Brewster Douglass Projects, Vacant Detroit Housing Complex, Awarded $6.5 Million For Demolition

The vacant Brewster-Douglass housing projects are set to be demolished, Detroit Mayor Dave Bing announced Thursday, and soon a fraught piece of history will disappear from the city's skyline.

The 18.5-acre development on the city's near east side bordering Eastern Market, now known as the Frederick Douglass Homes, is expected to happen next year. The U.S. Department of Housing and Urban Development’s Capital Fund Emergency Grant Program awarded $6.5 million to the Detroit Housing Commission to pay for the demolition.

"The former Brewster-Douglass complex has a proud place in Detroit’s rich history, as the nation’s first federal housing project for African Americans; as the place where Joe Louis learned to box; and where Diana Ross, Mary Wilson and Florence Ballard formed the Supremes,” Bing said in a statement.

“However, as a vacant site it became a major eyesore and a danger to the community," he said. "We welcome the chance to make it a productive residential and commercial area once again."

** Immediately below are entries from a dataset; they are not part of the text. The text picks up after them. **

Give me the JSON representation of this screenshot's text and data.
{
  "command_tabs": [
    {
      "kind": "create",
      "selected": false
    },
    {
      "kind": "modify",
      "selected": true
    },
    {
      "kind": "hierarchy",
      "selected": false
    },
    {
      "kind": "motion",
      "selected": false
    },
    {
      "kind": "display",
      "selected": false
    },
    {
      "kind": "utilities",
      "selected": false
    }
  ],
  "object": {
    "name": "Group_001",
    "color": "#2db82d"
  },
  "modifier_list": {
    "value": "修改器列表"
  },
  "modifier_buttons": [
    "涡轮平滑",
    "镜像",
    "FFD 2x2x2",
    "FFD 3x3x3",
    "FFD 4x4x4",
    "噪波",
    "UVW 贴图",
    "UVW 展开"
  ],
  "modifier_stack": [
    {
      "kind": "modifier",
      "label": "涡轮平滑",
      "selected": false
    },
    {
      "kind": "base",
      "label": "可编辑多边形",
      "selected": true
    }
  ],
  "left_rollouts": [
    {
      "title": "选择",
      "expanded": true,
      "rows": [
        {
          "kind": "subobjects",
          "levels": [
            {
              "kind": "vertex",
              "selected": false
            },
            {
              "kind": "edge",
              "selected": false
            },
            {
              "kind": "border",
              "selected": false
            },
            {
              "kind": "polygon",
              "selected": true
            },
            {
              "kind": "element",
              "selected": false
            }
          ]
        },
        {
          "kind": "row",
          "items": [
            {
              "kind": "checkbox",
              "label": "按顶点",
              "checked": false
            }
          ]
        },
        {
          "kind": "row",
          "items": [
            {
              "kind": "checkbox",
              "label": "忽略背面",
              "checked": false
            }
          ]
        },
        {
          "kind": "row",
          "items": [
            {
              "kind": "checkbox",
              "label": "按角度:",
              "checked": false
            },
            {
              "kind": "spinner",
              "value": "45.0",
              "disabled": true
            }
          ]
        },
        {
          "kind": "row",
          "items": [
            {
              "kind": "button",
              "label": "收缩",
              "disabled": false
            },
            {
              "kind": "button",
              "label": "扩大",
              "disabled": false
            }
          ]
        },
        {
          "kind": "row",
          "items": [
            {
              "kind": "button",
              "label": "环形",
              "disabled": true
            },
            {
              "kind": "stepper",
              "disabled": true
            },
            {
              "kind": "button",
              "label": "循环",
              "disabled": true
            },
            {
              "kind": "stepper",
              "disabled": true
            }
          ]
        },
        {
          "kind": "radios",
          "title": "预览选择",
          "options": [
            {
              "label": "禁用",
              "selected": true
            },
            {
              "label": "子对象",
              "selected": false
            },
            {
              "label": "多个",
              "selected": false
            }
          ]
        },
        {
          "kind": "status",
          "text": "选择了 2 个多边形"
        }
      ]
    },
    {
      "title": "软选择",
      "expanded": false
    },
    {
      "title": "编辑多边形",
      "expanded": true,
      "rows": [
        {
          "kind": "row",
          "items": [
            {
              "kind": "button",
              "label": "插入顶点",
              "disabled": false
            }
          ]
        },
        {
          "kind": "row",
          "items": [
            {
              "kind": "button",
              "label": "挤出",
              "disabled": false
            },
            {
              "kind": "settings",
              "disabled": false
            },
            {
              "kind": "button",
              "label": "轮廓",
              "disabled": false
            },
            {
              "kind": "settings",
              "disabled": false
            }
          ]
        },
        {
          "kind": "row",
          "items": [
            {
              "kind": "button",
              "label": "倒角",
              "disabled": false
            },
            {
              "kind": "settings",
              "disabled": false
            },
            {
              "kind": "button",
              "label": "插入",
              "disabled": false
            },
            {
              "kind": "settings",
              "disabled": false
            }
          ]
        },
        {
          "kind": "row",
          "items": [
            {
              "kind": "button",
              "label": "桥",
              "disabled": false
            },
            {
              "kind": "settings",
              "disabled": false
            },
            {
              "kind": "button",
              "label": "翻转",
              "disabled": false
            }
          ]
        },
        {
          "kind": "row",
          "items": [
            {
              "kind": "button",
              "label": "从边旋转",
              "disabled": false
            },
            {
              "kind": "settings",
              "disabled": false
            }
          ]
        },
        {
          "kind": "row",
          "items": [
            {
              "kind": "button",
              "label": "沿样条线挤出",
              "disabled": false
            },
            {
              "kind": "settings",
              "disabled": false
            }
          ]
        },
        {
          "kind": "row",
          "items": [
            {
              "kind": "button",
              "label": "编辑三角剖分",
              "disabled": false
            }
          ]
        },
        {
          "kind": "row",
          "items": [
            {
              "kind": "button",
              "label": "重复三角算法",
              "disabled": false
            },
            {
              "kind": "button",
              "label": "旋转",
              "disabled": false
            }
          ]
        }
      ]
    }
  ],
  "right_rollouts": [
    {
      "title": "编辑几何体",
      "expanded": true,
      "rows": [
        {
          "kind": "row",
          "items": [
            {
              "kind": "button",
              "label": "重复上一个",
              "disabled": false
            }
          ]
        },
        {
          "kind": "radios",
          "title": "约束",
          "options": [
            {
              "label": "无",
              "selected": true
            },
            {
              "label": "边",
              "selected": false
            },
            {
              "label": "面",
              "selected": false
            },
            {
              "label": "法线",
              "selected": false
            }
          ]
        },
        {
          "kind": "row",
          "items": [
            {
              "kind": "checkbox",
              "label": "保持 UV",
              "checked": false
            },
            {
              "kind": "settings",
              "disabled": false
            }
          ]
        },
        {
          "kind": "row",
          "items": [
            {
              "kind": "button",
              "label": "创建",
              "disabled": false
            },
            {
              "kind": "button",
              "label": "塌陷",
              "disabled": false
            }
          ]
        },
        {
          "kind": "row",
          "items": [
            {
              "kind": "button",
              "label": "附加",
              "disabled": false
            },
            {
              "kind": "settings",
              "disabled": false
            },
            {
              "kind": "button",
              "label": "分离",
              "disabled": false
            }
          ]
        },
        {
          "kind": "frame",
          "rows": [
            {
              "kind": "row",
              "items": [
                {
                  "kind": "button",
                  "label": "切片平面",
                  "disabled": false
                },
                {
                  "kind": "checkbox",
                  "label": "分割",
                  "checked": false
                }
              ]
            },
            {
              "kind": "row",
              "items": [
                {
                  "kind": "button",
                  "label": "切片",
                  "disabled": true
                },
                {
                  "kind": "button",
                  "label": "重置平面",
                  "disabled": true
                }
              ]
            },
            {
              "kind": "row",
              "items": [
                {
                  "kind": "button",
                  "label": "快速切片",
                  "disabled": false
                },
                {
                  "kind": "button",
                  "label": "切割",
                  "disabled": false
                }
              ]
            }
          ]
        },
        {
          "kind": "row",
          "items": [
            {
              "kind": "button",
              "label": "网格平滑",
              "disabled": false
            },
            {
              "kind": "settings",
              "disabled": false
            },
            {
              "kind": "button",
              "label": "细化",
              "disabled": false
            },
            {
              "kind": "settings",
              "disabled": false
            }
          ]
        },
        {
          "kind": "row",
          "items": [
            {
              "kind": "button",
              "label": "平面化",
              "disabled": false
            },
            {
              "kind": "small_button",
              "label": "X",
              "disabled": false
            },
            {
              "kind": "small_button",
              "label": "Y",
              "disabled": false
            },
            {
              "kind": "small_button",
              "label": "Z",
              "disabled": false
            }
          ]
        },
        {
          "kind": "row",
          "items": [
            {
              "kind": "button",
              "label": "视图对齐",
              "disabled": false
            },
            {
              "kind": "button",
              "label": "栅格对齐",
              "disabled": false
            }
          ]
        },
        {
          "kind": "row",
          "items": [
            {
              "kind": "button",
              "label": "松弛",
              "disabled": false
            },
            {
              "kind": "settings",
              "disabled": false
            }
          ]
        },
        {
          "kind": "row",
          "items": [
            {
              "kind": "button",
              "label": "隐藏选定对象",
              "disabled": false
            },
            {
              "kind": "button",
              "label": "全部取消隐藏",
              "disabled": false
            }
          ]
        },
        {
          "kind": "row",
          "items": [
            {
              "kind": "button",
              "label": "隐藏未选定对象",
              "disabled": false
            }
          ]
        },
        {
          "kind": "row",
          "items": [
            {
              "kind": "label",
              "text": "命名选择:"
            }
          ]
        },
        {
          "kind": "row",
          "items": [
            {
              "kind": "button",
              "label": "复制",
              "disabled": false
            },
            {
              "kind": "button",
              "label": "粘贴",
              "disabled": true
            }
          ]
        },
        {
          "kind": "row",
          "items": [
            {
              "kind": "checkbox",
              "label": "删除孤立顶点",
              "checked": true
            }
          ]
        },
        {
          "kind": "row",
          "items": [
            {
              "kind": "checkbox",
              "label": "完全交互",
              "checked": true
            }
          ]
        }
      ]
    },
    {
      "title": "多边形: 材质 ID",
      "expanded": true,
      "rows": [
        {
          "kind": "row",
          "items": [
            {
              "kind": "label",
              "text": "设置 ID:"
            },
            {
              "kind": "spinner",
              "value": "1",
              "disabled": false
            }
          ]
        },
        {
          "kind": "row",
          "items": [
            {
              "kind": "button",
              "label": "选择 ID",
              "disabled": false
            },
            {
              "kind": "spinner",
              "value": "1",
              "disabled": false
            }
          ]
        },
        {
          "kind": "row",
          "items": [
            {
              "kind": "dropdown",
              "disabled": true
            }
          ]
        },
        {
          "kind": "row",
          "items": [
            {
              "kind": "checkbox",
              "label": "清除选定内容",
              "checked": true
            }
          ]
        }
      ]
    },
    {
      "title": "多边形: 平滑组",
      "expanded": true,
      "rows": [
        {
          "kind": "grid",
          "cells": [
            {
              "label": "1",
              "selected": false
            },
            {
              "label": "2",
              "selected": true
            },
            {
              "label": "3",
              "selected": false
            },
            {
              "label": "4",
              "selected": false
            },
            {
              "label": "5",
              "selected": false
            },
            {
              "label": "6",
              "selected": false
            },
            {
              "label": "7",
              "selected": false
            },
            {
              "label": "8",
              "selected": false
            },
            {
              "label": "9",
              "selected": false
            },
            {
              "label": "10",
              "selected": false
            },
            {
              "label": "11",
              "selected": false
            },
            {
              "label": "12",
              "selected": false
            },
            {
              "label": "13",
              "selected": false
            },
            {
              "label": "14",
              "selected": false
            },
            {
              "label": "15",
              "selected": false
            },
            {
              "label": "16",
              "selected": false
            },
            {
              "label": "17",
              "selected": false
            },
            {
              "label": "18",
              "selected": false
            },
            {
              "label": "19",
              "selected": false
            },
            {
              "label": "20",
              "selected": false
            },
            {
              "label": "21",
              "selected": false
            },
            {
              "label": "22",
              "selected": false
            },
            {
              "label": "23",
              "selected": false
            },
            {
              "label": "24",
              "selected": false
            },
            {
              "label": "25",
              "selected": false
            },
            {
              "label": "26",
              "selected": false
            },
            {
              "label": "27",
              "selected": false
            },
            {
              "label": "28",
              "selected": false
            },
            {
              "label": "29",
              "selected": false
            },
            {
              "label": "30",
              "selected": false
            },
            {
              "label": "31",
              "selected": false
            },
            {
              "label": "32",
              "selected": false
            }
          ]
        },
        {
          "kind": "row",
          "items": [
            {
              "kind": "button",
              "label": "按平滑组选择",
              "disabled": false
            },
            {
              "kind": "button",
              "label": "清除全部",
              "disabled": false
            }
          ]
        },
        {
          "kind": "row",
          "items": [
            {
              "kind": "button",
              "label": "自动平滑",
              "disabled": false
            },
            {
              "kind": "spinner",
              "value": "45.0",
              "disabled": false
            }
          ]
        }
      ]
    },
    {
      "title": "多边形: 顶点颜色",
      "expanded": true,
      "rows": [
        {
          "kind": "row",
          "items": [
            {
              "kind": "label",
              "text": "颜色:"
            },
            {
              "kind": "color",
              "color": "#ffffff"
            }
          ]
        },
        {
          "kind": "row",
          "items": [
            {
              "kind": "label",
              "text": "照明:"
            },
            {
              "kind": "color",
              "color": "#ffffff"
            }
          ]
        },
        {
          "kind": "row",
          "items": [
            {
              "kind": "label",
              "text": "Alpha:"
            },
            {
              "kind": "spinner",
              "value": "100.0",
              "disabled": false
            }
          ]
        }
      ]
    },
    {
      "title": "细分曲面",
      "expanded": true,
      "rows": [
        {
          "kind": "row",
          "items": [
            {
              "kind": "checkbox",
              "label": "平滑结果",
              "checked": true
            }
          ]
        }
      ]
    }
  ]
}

The first public housing for African-Americans when the original Brewster Homes opened in 1935, the projects were recently the subject of a short documentary by Detroit filmmaker Oren Goldenberg. The film shined a light on those who still live there as squatters, as well as showing the congregation of the Greater Shiloh Baptist Church, a historic black church at the site that has twice avoided demolition.

“I think people want to see them torn down, because they’re blight at this point," Goldenberg told The Huffington Post earlier this year. “Things being torn down in Detroit seems like progress, but it all depends on what’s built to replace them."

According to the Detroit Free Press, Bing said developers from throughout the country are already proposing ideas for the large space. The city stated demolishing the site will aid in plans to connect the Dequindre Cut pathway to downtown and Midtown.

Shuttered for good in 2008, the complex contains four 12-story high rise apartment buildings, two six-story mid-rise apartments and 75 town homes.

Bing vowed to raze the projects in his March State of the City address.